Henricksen grunted, smiling. Turned his head and frowned as Tig and Tilli appeared, pattering down the hallway on their jointed metal legs. Six of their eight legs moving them along while the other two cradled oversized pulse rifles. Hitched at bandoliers of spare ammunition crisscrossing their chests.
“Thought this was a solo operation.”
“Me too,” Serengeti murmured, watching the robots approach.
“What’s with the guns and ammunition?”
“I don’t know.”
Unbearably cute, seeing the robots decked out with all those armaments, but not what she’d asked for. Tig and Tilli ran ship’s maintenance, she’d never meant for them to go in armed.
“Tig,” she called. “What’s going on?”
Tig stumbled to a halt near the cargo bay’s airlock, face lights swirling in anxious patterns. “We’re, uh…we’re going with you. Me and…and Tilli here,” he said, angling the gun Tilli’s way.
Tilli wonked loudly, shoving the barrel out of her face.
“No offense, Tilli, but I don’t seem to remember inviting you.”

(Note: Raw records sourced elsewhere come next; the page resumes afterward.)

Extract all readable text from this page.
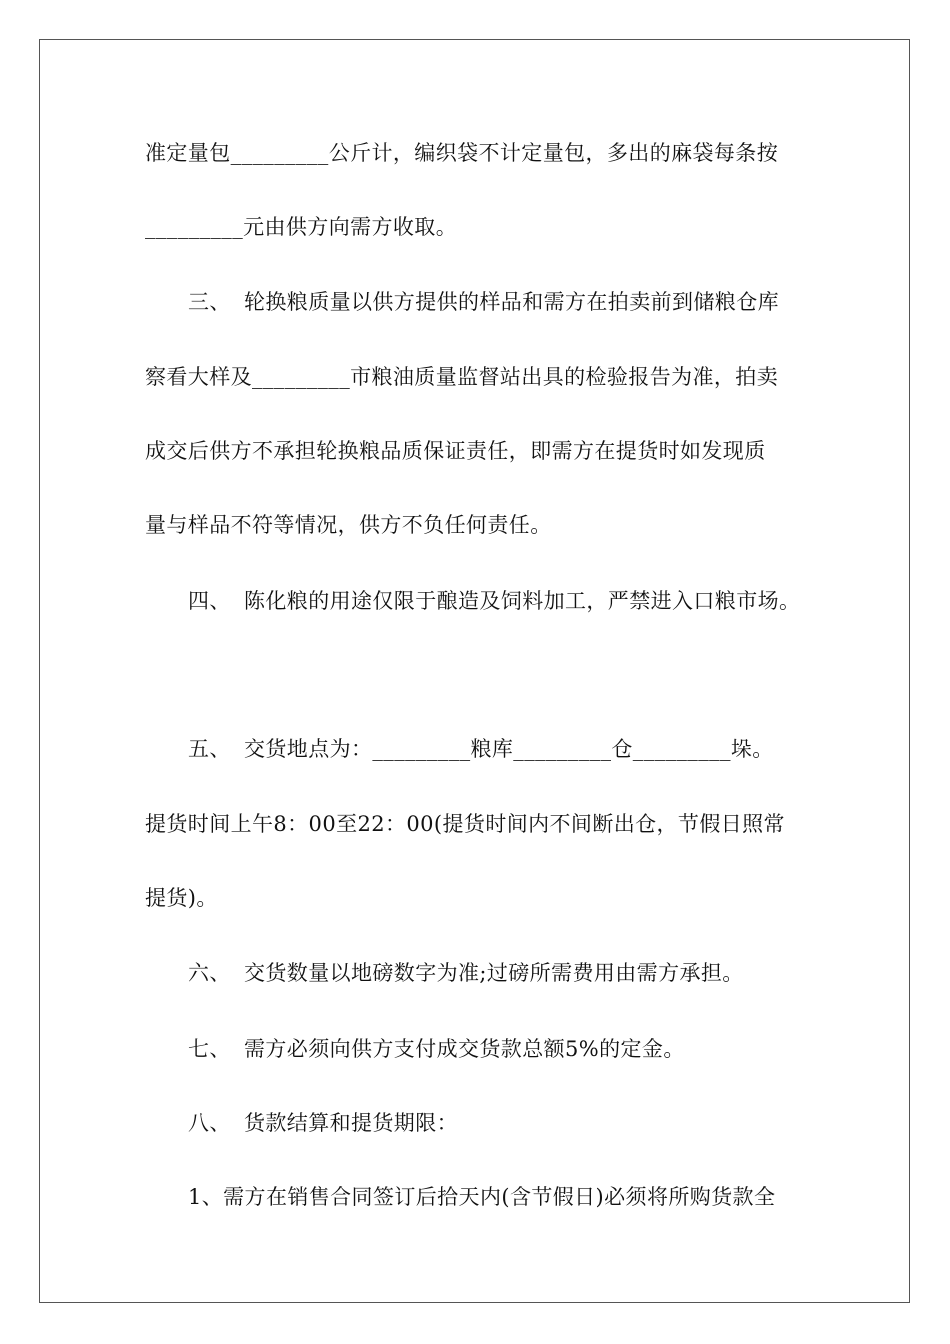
准定量包_________公斤计，编织袋不计定量包，多出的麻袋每条按
_________元由供方向需方收取。
三、 轮换粮质量以供方提供的样品和需方在拍卖前到储粮仓库
察看大样及_________市粮油质量监督站出具的检验报告为准，拍卖
成交后供方不承担轮换粮品质保证责任，即需方在提货时如发现质
量与样品不符等情况，供方不负任何责任。
四、 陈化粮的用途仅限于酿造及饲料加工，严禁进入口粮市场。
五、 交货地点为：_________粮库_________仓_________垛。
提货时间上午8：00至22：00(提货时间内不间断出仓，节假日照常
提货)。
六、 交货数量以地磅数字为准;过磅所需费用由需方承担。
七、 需方必须向供方支付成交货款总额5%的定金。
八、 货款结算和提货期限：
1、需方在销售合同签订后拾天内(含节假日)必须将所购货款全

Tilli shrugged, ovoid body bobbing up and down. Raised her rifle and ejected the rifle’s magazine cool as you please. Cleared the chamber while she was at it and broke the weapon down, rebuilding it in just under ten seconds.
“Well, I’m terrified,” Henricksen said, watching the robot with wide wary eyes. “Where the hell did you learn that anyway?” he asked, nodding to Tilli’s newly reassembled gun.

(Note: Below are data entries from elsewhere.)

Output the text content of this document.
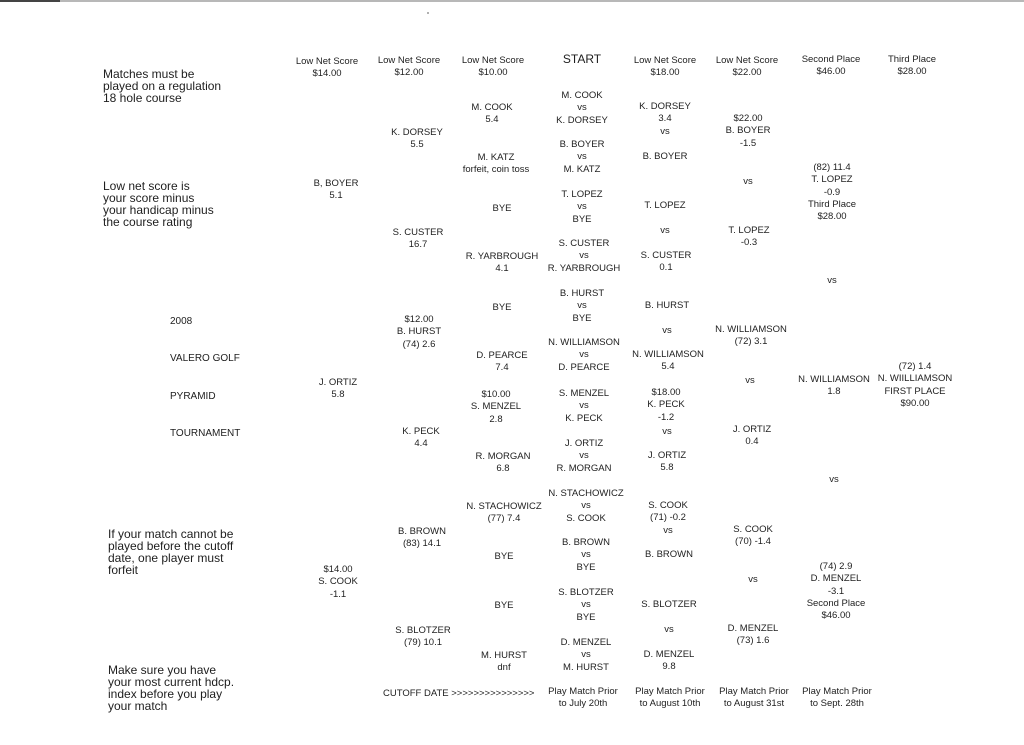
Low Net Score
$14.00
Low Net Score
$12.00
Low Net Score
$10.00
START	Low Net Score
$18.00
Low Net Score
$22.00
Second Place
$46.00
Third Place
$28.00
Matches must be
played on a regulation
18 hole course
Low net score is
your score minus
your handicap minus
the course rating
If your match cannot be
played before the cutoff
date, one player must
forfeit
Make sure you have
your most current hdcp.
index before you play
your match
2008
VALERO GOLF
PYRAMID
TOURNAMENT
M. COOK
vs
K. DORSEY
B. BOYER
vs
M. KATZ
T. LOPEZ
vs
BYE
S. CUSTER
vs
R. YARBROUGH
B. HURST
vs
BYE
N. WILLIAMSON
vs
D. PEARCE
S. MENZEL
vs
K. PECK
J. ORTIZ
vs
R. MORGAN
N. STACHOWICZ
vs
S. COOK
B. BROWN
vs
BYE
S. BLOTZER
vs
BYE
D. MENZEL
vs
M. HURST
M. COOK
5.4
M. KATZ
forfeit, coin toss
BYE
R. YARBROUGH
4.1
BYE
D. PEARCE
7.4
$10.00
S. MENZEL
2.8
R. MORGAN
6.8
N. STACHOWICZ
(77) 7.4
BYE
BYE
M. HURST
dnf
K. DORSEY
5.5
S. CUSTER
16.7
$12.00
B. HURST
(74) 2.6
K. PECK
4.4
B. BROWN
(83) 14.1
S. BLOTZER
(79) 10.1
B, BOYER
5.1
J. ORTIZ
5.8
$14.00
S. COOK
-1.1
K. DORSEY
3.4
vs
B. BOYER
T. LOPEZ
vs
S. CUSTER
0.1
B. HURST
vs
N. WILLIAMSON
5.4
$18.00
K. PECK
-1.2
vs
J. ORTIZ
5.8
S. COOK
(71) -0.2
vs
B. BROWN
S. BLOTZER
vs
D. MENZEL
9.8
$22.00
B. BOYER
-1.5
vs
T. LOPEZ
-0.3
N. WILLIAMSON
(72) 3.1
vs
J. ORTIZ
0.4
S. COOK
(70) -1.4
vs
D. MENZEL
(73) 1.6
(82) 11.4
T. LOPEZ
-0.9
Third Place
$28.00
vs
N. WILLIAMSON
1.8
vs
(74) 2.9
D. MENZEL
-3.1
Second Place
$46.00
(72) 1.4
N. WIILLIAMSON
FIRST PLACE
$90.00
CUTOFF DATE >>>>>>>>>>>>>>> Play Match Prior
to July 20th
Play Match Prior
to August 10th
Play Match Prior
to August 31st
Play Match Prior
to Sept. 28th
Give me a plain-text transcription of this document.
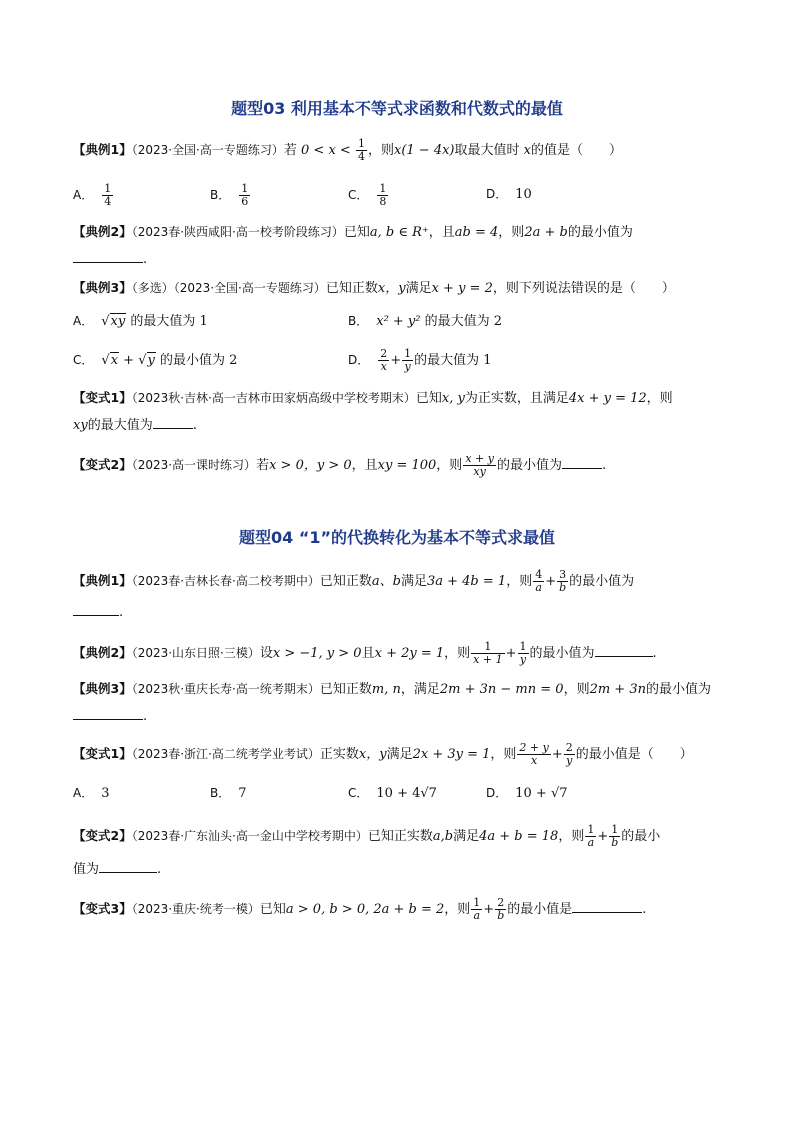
题型03 利用基本不等式求函数和代数式的最值
【典例1】（2023·全国·高一专题练习）若 $0 < x < \frac{1}{4}$ ，则x(1 − 4x)取最大值时 x的值是（　　）
A． $\frac{1}{4}$	B． $\frac{1}{6}$	C． $\frac{1}{8}$	D． 10
【典例2】（2023春·陕西咸阳·高一校考阶段练习）已知a, b ∈ R⁺，且ab = 4，则2a + b的最小值为
.
【典例3】（多选）（2023·全国·高一专题练习）已知正数x，y满足x + y = 2，则下列说法错误的是（　　）
A． √xy 的最大值为 1	B． x² + y² 的最大值为 2
C． √x + √y 的最小值为 2	D． $\frac{2}{x} + \frac{1}{y}$ 的最大值为 1
【变式1】（2023秋·吉林·高一吉林市田家炳高级中学校考期末）已知x, y为正实数，且满足4x + y = 12，则
xy的最大值为	.
【变式2】（2023·高一课时练习）若x > 0，y > 0，且xy = 100，则 $\frac{x + y}{xy}$ 的最小值为	.
题型04 “1”的代换转化为基本不等式求最值
【典例1】（2023春·吉林长春·高二校考期中）已知正数a、b满足3a + 4b = 1，则 $\frac{4}{a} + \frac{3}{b}$ 的最小值为
.
【典例2】（2023·山东日照·三模）设x > −1, y > 0且x + 2y = 1，则 $\frac{1}{x + 1} + \frac{1}{y}$ 的最小值为	.
【典例3】（2023秋·重庆长寿·高一统考期末）已知正数m, n，满足2m + 3n − mn = 0，则2m + 3n的最小值为
.
【变式1】（2023春·浙江·高二统考学业考试）正实数x，y满足2x + 3y = 1，则 $\frac{2 + y}{x} + \frac{2}{y}$ 的最小值是（　　）
A． 3	B． 7	C． 10 + 4√7	D． 10 + √7
【变式2】（2023春·广东汕头·高一金山中学校考期中）已知正实数a,b满足4a + b = 18，则 $\frac{1}{a} + \frac{1}{b}$ 的最小
值为	.
【变式3】（2023·重庆·统考一模）已知a > 0, b > 0, 2a + b = 2，则 $\frac{1}{a} + \frac{2}{b}$ 的最小值是	.
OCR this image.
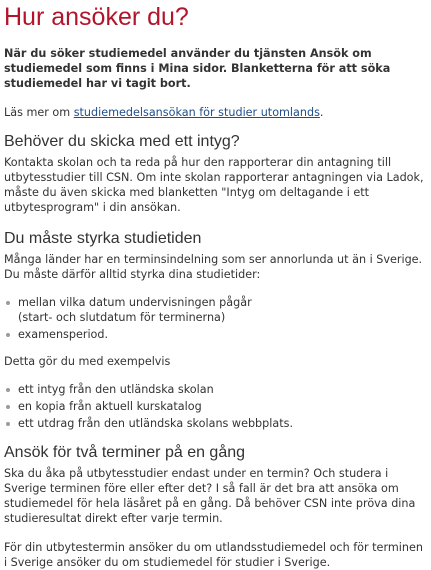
Hur ansöker du?

När du söker studiemedel använder du tjänsten Ansök om studiemedel som finns i Mina sidor. Blanketterna för att söka studiemedel har vi tagit bort.

Läs mer om studiemedelsansökan för studier utomlands.

Behöver du skicka med ett intyg?

Kontakta skolan och ta reda på hur den rapporterar din antagning till utbytesstudier till CSN. Om inte skolan rapporterar antagningen via Ladok, måste du även skicka med blanketten "Intyg om deltagande i ett utbytesprogram" i din ansökan.

Du måste styrka studietiden

Många länder har en terminsindelning som ser annorlunda ut än i Sverige. Du måste därför alltid styrka dina studietider:

mellan vilka datum undervisningen pågår
(start- och slutdatum för terminerna)
examensperiod.

Detta gör du med exempelvis

ett intyg från den utländska skolan
en kopia från aktuell kurskatalog
ett utdrag från den utländska skolans webbplats.
Ansök för två terminer på en gång

Ska du åka på utbytesstudier endast under en termin? Och studera i Sverige terminen före eller efter det? I så fall är det bra att ansöka om studiemedel för hela läsåret på en gång. Då behöver CSN inte pröva dina studieresultat direkt efter varje termin.

För din utbytestermin ansöker du om utlandsstudiemedel och för terminen i Sverige ansöker du om studiemedel för studier i Sverige.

“Uh…um…” Tig flicked his eyes around the hallway, held his own rifle out in front of him, and then slung it on his back. “See, we—that is, Tilli and me—we sort of… maybe…downloaded something?” He shrugged helplessly, smiling an ingratiating smile. Grabbed at the rifle as it slid off one side and shoved it back onto his back.
“Something,” Henricksen repeated, squinting suspiciously. “What kind of something?”

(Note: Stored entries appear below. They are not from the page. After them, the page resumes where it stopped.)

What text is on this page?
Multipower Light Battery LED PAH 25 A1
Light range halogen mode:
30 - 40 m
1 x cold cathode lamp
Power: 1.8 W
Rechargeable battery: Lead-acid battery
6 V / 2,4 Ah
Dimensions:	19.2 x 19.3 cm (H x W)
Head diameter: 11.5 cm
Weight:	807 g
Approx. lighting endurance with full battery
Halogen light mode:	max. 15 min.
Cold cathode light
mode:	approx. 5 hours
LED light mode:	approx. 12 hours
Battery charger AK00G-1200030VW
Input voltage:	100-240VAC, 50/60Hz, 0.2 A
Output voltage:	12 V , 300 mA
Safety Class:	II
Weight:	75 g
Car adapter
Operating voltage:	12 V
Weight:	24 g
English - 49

Tig ducked his head, mumbling at the deckplates.
“What’s that?” Henricksen cupped his ear, leaning forward. “Didn’t quite
hear you.”
Tig sighed, head lifting. “Combat program. The TSGs came with a combat programming option.” A glance at Tilli and the gun she so comfortably wore. “We made a few modifications so it would be compatible with our programming.”
“Combat programming.” Henricksen rubbed his chin, looking less than impressed. “Downloaded to a couple of maintenance ‘bots.”
“We know what we’re doing.” Tilli slammed the magazine home and ratcheted the firing mechanism back, loading a fresh round into the chamber as she spread her legs wide.
Henricksen pointed at her weapon. “Safety. If you please.”
Tilli blipped, blinking, chromed cheeks blushing bright blue. Turned the weapon sideways and tapped a tiny red button beside the rifle’s trigger, flashing a smile as she slung the weapon on her back.
Unlike Tig’s, it stayed there—perfectly balanced, didn’t even try to slip off.
“So you’re armed.” Henricksen eyed the rifles meaningfully. “And there’s two of you because…” He raised his eyebrows, looking a question at the pair of ‘bots.
Tig ducked his head again, sneaking glances at Tilli beside him.
“Ah. I see.” Henricksen smiled. “Didn’t give you a choice.”
Tig nodded miserable, scooting to one side as Tilli swiped at his leg. “Oona wanted to come, too. Took a lot of convincing to get her to stay behind.”
“Good thing she did.”
Tig looked up, blinking owlishly at Henricksen.
“Not real thrilled about any of you going over there,” he said, including Serengeti’s camera in that comment, “but I’d have a full-scale mutiny on my hands if the crew found out Oona had gone over to the Citadel with you three.”
“Still not happy they know about her,” Serengeti said.
“Yeah, well.” Henricksen looked at her, lips curving in a smile. “Secrets are all well and good until the subject of said secret decides she needs some more friends.”
Those particular friends being somewhere on the order of thirty crew eating dinner in the mess hall. And in rolls Oona, smiling like a tiny, blue sun, showing off her collection of critter doodles to anyone who’d listen. Charming the pants off the crew in the process.